Le ministre Mansour Faye est également revenu sur la situation des transporteurs qui avaient décidé de répondre gracieusement à l’appel des pouvoir publics, en mettant leurs parcs de camions à la disposition de l’Etat. ‘’J’informe, dit-il, que le CATRS a mis à la disposition de l’opération un parc de camions. Je profite de l’occasion pour les remercier de cet élan de solidarité’’. Mais comme pour montrer que le nombre de camions mis à disposition par ce collectif ne suffit pas, il s’empresse d’ajouter : ‘’A la date du 14 avril, 15 véhicules de ce parc ont pu être chargés et convoyés vers la région de Thiès, soit un total de 450 t. Le 16 avril, 42 nouveaux chargements ont pu être effectués pour ces derniers. Nous sommes encore disposés à accueillir d’autres camions, car le besoin tourne autour de 600 camions par jour.’’
Mais ce que le ministre n’a pas tenu à préciser, c’est que le 15 avril, les transporteurs bénévoles avaient 100 camions mobilisés sur le site d’embarquement. Hélas, l’Etat était plutôt préoccupé par le chargement des camions de Diop Sy et Cie. Finalement, les bénévoles n’ont pu avoir que 14 camions chargés. D’ailleurs, comme le soulignait ‘’EnQuête’’ dans son édition d’hier, il a fallu que ces derniers protestent pour qu’on daigne enfin les charger. Le lendemain, ils avaient 70 camions au lieu d’embarquement, mais le manutentionnaire n’a pu charger que 42 camions.
Ainsi, si au terme de la journée du 16 avril, l’Etat n’a pu convoyer que 8 659,5 t, soit 9 % de la quantité totale de marchandise, il ne peut en vouloir qu’à lui-même. ‘’En fait, renseignent les transporteurs sur place, les procédures sont très lentes, et à l’embarquement et au débarquement’’.
Selon le ministre, à ce jour, 253 camions ont été mobilisés pour un besoin de 600 camions.
Diop Sy et Cie
Interpellé sur le cas du député Diop Sy qui a gagné des parts de marché, alors que d’autres transporteurs avaient proposé leurs services gratuitement, il répond avec un rire de dépit. Avant de préciser : ‘’Moi, je ne connais pas Diop Sy ; c’est l’entreprise UDE que je connais. Nous avons lancé un appel d’offres et nous nous sommes basés sur les meilleures propositions pour donner le marché… C’est ce que j’avais à dire sur cette question.’’

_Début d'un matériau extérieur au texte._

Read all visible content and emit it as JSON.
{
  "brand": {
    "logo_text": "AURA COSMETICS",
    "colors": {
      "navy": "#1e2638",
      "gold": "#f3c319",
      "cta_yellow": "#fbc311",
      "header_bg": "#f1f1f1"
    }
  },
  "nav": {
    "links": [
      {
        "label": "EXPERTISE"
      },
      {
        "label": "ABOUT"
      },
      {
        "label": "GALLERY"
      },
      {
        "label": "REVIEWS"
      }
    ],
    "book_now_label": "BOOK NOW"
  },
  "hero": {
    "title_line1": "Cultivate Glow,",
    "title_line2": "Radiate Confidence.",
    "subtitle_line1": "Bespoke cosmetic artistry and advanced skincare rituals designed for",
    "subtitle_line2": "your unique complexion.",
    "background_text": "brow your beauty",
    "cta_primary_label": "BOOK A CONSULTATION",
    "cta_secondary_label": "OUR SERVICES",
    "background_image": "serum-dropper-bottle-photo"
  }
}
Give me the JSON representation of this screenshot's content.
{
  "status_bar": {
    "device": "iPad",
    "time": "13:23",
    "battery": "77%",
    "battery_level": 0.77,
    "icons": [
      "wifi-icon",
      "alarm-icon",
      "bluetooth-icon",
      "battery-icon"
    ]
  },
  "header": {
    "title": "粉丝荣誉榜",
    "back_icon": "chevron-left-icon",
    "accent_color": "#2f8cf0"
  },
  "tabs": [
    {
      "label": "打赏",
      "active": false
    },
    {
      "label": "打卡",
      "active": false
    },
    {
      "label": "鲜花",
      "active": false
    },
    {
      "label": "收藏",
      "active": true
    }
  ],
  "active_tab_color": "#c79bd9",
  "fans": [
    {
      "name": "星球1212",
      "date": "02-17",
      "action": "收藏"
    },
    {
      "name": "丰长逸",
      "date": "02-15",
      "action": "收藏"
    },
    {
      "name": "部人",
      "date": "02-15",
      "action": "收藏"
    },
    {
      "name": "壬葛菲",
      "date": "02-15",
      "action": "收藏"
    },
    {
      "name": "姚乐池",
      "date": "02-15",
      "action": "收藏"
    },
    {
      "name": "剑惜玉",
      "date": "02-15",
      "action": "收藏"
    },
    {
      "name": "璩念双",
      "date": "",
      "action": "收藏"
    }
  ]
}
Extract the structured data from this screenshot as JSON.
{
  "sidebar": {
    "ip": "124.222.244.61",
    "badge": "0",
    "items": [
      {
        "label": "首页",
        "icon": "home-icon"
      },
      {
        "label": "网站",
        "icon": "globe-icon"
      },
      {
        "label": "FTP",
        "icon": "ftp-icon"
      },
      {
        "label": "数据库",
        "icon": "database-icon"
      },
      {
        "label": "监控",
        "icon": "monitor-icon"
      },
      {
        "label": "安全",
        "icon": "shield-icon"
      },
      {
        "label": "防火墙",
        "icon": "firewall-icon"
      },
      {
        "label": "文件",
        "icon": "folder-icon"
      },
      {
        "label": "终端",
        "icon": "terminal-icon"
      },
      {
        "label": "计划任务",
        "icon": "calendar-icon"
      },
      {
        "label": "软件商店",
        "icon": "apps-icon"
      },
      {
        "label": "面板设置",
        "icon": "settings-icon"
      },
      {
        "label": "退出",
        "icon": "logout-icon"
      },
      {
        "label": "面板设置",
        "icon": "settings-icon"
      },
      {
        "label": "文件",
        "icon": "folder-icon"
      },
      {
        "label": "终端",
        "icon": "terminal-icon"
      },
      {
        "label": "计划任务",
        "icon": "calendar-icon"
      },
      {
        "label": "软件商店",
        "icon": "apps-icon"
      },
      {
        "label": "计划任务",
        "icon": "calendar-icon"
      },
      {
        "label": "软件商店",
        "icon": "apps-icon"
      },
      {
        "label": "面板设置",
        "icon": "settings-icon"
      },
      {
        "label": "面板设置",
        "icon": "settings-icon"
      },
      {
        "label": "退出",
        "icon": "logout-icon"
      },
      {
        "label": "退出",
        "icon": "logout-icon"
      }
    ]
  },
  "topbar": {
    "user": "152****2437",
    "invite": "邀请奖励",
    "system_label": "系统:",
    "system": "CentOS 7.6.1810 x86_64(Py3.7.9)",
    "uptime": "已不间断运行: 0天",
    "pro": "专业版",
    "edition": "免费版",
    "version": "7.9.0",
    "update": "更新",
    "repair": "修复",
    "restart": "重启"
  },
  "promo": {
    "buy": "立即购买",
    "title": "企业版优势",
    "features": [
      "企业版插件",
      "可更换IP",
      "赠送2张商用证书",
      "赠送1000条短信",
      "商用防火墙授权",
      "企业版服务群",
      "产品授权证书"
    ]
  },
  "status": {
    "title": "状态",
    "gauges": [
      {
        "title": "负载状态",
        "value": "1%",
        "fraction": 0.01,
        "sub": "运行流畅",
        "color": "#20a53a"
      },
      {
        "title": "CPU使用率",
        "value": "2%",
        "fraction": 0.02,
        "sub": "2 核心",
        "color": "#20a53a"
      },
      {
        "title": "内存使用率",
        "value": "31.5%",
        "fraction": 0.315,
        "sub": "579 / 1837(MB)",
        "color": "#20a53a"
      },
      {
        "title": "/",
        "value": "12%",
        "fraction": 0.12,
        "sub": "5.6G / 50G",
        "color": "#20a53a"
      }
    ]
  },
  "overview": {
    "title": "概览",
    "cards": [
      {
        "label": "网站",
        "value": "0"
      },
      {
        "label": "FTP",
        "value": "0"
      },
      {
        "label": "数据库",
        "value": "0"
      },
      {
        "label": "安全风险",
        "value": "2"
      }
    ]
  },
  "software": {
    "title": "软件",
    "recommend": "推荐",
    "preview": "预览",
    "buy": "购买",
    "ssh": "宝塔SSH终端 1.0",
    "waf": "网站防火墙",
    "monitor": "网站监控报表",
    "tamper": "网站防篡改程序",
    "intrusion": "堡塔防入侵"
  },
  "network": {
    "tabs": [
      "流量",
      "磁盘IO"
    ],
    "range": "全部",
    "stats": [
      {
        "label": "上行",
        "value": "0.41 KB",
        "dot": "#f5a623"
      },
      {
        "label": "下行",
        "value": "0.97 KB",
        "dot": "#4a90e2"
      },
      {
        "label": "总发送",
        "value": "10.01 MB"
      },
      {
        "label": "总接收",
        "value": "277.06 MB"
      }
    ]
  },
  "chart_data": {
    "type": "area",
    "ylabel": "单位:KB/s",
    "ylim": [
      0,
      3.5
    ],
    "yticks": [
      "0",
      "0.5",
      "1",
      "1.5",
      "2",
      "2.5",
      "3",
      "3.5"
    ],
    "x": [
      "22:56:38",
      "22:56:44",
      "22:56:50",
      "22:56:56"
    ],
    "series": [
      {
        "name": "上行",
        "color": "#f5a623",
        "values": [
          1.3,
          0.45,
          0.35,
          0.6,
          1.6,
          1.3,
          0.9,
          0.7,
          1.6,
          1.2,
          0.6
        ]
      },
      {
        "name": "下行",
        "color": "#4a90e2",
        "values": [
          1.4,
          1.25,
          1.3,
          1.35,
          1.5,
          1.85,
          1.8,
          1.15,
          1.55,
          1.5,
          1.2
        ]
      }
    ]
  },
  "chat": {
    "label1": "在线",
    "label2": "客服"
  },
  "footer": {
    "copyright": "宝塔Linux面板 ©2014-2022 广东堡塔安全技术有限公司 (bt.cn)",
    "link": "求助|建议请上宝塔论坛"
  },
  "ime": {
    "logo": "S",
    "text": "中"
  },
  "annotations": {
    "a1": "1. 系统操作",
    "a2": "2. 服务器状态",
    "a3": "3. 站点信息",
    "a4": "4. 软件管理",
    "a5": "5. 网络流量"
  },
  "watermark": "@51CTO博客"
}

Le ministre est, au demeurant, revenu sur les erreurs d’inclusion et d’exclusion figurant sur le registre national unique. C’est pour signaler que ces erreurs sont évaluées à 10 % et seront corrigées par les autorités territoriales, dans le cadre de cette aide alimentaire. ‘’Les comités de base vont remonter les informations et le fichier du Registre national unique sera mis à a jour’’, a-t-il précisé.